Anne Lamott
I don't buy books any more. Since my income is about a quarter of what it was when I was a programmer, and since I'm a fundraiser for library programs, I get books from the library instead. This is good in some ways. Books were threatening to inundate the house; by most people's standards, I suppose they already had. I was starting to recognize the impossibility of continuing another twenty years with the same habits of book acquisition. And different books seem to ambush me in the library than ambushed me at Powell's, and the change is refreshing. Neil Gaiman's Anansi Boys. That was a lot of fun. Six Frigates, that naval history that brought me through the heat o' the sun recently. (The library's quite rich in readable military history: I suspect I'm not the only person in Portland who survives depression by reading about people trying to kill each other. It's a weird solution, since in real life I find people trying to kill each other a bit of a downer, but it seems to be otherwise in books about the past. & when it comes to coping with depression, I have no pride and no political correctness.)

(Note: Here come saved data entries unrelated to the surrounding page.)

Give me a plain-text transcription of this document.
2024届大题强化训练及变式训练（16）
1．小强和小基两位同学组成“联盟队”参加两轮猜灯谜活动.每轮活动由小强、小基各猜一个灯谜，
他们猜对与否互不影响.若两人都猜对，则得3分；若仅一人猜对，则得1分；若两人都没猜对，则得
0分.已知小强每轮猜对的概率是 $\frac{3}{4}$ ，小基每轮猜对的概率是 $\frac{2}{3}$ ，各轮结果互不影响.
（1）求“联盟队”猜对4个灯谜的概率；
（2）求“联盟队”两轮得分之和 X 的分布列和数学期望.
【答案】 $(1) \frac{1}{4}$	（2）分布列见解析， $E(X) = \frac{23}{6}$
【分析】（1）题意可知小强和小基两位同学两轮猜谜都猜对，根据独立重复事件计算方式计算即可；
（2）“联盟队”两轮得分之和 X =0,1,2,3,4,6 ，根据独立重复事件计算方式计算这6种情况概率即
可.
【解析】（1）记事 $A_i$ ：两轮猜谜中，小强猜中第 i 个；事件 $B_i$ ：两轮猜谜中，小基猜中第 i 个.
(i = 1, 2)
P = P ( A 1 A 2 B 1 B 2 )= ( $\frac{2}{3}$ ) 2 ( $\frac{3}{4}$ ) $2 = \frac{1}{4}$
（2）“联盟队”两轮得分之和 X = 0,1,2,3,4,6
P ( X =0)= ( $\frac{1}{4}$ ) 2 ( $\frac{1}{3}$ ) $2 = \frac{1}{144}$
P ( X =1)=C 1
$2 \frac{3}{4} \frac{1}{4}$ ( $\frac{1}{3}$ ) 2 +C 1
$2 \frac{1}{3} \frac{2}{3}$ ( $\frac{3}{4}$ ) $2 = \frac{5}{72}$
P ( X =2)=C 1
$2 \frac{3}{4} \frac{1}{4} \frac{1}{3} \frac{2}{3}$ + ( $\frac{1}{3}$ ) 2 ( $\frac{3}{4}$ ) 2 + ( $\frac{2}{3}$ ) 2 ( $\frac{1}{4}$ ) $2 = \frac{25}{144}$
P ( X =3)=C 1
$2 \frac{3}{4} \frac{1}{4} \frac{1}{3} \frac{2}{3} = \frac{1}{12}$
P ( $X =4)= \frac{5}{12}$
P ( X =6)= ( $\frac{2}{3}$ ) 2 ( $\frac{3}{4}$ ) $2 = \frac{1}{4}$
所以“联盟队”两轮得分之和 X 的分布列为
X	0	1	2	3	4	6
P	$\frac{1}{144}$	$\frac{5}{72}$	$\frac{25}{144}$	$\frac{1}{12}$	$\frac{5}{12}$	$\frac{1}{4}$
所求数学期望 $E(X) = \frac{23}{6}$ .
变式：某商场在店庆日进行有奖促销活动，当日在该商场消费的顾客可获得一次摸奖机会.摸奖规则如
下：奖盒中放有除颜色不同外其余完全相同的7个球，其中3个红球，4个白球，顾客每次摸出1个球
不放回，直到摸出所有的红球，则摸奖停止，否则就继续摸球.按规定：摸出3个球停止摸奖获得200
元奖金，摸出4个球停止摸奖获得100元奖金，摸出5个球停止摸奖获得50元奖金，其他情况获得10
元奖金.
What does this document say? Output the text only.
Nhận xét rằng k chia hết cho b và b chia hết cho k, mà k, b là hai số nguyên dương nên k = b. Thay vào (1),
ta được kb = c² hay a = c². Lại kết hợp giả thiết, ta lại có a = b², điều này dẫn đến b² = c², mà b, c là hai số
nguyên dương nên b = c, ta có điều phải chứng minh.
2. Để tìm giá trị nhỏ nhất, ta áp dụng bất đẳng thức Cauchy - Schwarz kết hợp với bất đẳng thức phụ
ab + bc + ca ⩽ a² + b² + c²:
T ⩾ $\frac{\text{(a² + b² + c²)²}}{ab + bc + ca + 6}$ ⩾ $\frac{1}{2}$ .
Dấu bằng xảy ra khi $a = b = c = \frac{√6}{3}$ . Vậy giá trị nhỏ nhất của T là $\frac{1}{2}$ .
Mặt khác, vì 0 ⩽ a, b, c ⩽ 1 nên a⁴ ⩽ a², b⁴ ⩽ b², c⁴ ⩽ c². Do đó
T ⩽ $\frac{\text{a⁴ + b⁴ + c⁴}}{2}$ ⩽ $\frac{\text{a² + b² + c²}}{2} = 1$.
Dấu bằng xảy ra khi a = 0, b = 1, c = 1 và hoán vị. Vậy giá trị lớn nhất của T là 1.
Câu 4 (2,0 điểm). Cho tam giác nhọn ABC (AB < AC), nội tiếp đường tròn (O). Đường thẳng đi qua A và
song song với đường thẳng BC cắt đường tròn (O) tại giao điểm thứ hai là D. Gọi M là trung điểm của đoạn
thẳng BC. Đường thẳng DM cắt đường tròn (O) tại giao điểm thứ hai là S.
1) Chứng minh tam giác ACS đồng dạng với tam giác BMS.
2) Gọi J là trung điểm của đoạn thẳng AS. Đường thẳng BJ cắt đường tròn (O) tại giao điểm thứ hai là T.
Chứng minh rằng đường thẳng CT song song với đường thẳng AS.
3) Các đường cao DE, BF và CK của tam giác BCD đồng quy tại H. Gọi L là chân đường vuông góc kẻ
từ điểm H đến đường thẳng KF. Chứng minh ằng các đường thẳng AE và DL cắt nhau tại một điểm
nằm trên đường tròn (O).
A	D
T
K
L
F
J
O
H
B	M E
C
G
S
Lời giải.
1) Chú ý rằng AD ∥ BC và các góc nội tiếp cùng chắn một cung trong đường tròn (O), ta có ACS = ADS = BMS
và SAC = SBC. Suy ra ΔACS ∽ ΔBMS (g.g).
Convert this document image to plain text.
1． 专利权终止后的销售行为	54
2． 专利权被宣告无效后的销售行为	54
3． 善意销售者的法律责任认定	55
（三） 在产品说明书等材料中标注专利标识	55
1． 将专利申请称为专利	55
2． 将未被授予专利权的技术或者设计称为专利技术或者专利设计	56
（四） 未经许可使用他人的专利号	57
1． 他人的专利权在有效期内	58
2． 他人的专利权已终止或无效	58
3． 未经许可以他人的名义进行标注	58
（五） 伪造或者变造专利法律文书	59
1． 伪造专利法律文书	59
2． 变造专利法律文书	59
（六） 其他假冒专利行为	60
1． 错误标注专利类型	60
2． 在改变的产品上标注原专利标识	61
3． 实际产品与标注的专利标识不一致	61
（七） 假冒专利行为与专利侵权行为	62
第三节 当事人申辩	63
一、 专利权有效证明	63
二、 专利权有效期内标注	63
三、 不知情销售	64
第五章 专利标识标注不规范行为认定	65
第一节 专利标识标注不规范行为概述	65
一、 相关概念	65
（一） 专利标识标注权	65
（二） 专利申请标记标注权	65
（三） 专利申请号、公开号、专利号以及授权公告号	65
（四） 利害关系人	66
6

Anyway -- Six Frigates had made me curious about James Madison. I have pictures, or at least caricatures, in my head for most of the Founding Fathers, but none for Madison. It's a lacuna I've been meaning to fill for twenty or thirty years. So I wandered through the library's biography stacks, surfing the letter 'M'. None of the Madison biographies seemed quite the thing, so I wandered on, or rather backwards, into the 'L's The name "Anne Lamott" caught my eye. I'd heard the name before; I was sure of it. Plan B: Further Thoughts on Faith. I liked the title, so I picked it up.
I don't know why it was in the biography section, since it was a collection of personal essays. But it started off with the ham essay, and so that oriented me. A couple years ago, everybody seemed to be trying to get me to read this ham essay. Something to do with winning a ham and giving it away.
I'm not proud of this, but there's nothing like having everybody tell me I should read something to make me lay back my ears, bare my teeth, and dig in my heels. Then a couple years later, when I'm sure nobody's looking any more, I'll surreptitiously pick the thing up and read a page or two. If I don't like it, I don't have to hurt anyone's feelings. If I do like it, no one gets to tell me "I told you so."
Lamott delighted me and irritated me. She's sweet and perceptive and realistic, and she writes about what she knows. She gives the impression of complete honesty, complete disclosure (I may not be as impressed by this as some people are, since I know I give the same impression.) The irritating thing is that she breathes my air a little. She occupies precisely the same writing-space that I do, writing about personal faith from the standpoint of personal doubt, and it's a little spooky how many essayistic habits we have in common. The slow, sidling return to the original image with a soupcon of added meaning. The candid exposure of doubt. The inclusion of the ludicrous and ugly in descriptions of beauty. No wonder people recommended her to me: if I were a better writer, I'd be Lamott's male Buddhist twin.
Two things impressed me most about the book. One is, how grateful I am to have landed in a religious tradition without a creator. It looks absolutely exhausting, trying to square the reality of the world with the doctrine that an absolutely good person made it on purpose. I don't think I could stick it out. It's obviously a valuable teaching -- it takes you new places, way out of your comfort zone -- but compared to that, I find, say, holding George Bush to be my spiritual teacher fairly easy. (In Buddhism, you know, you are supposed to be grateful to anyone who angers you, and consider them your teacher, because they're showing you the aversions you're not willing to release.)
The other thing that impressed me in this book, was how Lamott brought her spiritual life into her family, and in particular how she dragged her son to church every other Sunday, how she made sure he knew it was the center of her life. It made me think of how little of my inmost life I share with my family. I tell you all much more about it than I tell them. We took Tori and Alan to the "Sunday school" at KCC, every once in a while, but it never really took. If anything I suspect that I put Tori off Buddhism by talking about the illusory nature of the self. Teenagers are already anxious enough about the substantiality of their selves; they don't need any extra doubts about it. And Alan has absorbed his grandfather's easy scorn of religion as obsolete superstition: he thinks the whole thing is absurd.
I know some people at KCC who are distressed because they don't share their faith and practice with their partners, who look at me and Martha with some envy. I think they're imagining an intimacy and congruency that aren't really there. It's not easy to share this sort of thing with your lover, even when you're supposedly doing the same practices and acknowledging the same teachers. You never both feel quite the same about a teacher at the same time: generally one of you is inspired while the other is irritated. One of you wants to go to lots of teachings precisely when the other wants never to hear another mealy-mouthed Buddhist sermon in his life. In some ways it might be rather nice not to share a faith, to have it be acknowledged as a private space you go into.
But I wonder if I've given up too easily, if I shouldn't work a little harder to let my family know what these central experiences of communion and liberation mean to me. It doesn't really seem like the people closest to me should be the last to know.